カプセルで守られた乳酸菌の行き着く先

少し詳しい方なら乳酸菌が酸に弱いため、胃酸や胆汁酸などによって、腸に届く前に分解されてしまうことをご存知かと思います。
そのため、今では胃酸に強い乳酸菌の研究や、乳酸菌そのものではなく、もともと腸内にある乳酸菌を活発にする触媒的な効果を持ったものの研究が進められています。

一方で乳酸菌のこの弱点を別の方法で解消しようとする製品もあります。
これは各種乳酸菌をカプセルに入れるという方法。
これなら中身の乳酸菌は腸に届くまで直接酸にさらされることがありません。
ただこの方法にはひとつ大きな問題があります。
それは、カプセルがちゃん腸内についたら溶けだしてくれるのかという問題です。
人の消化能力にはかなりの個人差があります。

そのため、ある人の場合は腸に届く前にカプセルが溶けてしまい、別の人は腸に届いてもまだカプセルが溶けないということも起こりえるわけです。
こういったカプセル入りの乳酸菌を開発するメーカーも当然のことながらカプセルの溶け加減については研究を重ねています。
ただ、日本全国に流通する商品ですから一人一人に合わせてオーダーメイド、というわけにはいきません。

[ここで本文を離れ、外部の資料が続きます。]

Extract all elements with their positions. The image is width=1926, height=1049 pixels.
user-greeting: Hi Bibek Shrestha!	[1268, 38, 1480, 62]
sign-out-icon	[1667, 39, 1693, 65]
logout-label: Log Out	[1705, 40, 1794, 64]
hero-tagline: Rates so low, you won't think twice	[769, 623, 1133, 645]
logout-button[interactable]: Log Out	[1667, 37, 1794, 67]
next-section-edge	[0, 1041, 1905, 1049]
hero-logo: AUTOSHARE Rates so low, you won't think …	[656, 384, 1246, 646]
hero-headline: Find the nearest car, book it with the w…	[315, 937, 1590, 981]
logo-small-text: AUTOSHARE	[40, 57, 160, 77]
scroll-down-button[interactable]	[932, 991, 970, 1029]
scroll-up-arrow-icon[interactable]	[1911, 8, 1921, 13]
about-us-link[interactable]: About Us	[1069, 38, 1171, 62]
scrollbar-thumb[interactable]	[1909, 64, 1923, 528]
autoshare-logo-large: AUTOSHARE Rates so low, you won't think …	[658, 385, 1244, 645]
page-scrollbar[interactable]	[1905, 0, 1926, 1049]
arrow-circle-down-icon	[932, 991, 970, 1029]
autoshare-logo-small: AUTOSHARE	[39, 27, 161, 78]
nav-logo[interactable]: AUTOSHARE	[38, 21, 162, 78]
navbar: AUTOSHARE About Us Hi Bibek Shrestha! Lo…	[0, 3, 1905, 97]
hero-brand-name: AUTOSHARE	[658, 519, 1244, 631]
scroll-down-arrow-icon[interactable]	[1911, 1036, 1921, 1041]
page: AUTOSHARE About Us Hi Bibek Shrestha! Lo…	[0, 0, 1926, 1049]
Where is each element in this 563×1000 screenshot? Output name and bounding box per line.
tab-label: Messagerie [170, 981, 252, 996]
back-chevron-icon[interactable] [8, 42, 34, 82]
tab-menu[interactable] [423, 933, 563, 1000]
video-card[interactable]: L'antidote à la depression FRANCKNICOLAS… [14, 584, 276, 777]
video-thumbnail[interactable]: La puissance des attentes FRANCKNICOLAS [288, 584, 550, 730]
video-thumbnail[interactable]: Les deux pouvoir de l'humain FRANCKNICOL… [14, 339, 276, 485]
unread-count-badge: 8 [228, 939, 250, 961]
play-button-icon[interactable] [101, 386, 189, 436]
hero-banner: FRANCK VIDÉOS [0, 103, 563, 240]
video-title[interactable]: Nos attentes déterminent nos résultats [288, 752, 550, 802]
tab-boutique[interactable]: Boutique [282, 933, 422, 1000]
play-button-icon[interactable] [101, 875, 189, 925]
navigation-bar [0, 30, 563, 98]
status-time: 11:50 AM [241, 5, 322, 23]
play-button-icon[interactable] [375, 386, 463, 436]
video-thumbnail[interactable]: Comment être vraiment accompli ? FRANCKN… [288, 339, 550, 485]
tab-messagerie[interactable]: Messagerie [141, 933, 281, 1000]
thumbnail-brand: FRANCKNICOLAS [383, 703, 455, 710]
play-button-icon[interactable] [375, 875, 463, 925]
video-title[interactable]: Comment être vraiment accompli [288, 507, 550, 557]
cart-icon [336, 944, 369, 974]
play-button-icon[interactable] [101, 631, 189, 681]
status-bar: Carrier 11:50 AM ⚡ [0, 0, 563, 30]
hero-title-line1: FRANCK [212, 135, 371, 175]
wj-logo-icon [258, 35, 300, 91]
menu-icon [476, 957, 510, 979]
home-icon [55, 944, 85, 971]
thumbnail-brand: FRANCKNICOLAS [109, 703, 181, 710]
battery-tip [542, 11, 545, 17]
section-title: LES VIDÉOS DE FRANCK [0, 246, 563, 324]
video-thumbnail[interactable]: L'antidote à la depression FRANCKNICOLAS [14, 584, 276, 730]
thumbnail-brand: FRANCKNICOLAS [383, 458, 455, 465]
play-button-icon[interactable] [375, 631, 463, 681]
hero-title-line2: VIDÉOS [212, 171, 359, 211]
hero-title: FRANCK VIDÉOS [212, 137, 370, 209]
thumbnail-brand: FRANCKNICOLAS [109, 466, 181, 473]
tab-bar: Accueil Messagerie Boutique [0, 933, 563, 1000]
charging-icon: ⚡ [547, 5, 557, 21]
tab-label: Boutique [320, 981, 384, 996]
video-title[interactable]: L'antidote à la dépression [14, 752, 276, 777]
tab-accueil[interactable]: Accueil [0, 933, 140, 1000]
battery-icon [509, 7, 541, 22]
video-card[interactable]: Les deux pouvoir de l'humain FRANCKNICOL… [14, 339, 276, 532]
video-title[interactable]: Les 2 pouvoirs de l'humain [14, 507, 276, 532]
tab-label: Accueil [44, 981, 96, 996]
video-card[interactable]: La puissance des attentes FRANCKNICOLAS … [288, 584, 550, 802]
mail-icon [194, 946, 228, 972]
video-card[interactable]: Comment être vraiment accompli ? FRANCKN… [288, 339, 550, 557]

これが誰にでも同じ効果を出そうと考えるときの足かせ、というわけです。
こういったカプセルに入った乳酸菌食品は、乳酸菌そのものに胃酸に強い品種を使うよりコスト的に安くあげることができるので販売価格も比較的安価になる傾向があります。
ただ、どうしても効果に個人差が出てきてしまう欠点を解消することはできません。
実際にある程度の期間試してみて、それで思った効果が出るのであればいうことはありませんが、特にまだ試したことがない人などは、こうったカプセル入の乳酸菌には手を出さないほうが部万でしょう。

ちなみに、カプセルそのものの主原料はゼラチンであることが一般的です。
下の上を転がすだけで溶けだしてくるゼラチンですが、油断はできません。
実際、便秘で数日間お通じのない被験者の便を調べたところ、摂取・服用から数日たっているにも関わらず、ゼラチンの溶け切らない残骸が出てきたこともあるようです。
より良い乳酸菌の選び方を知っておけばより健康的な生活が送れるでしょう。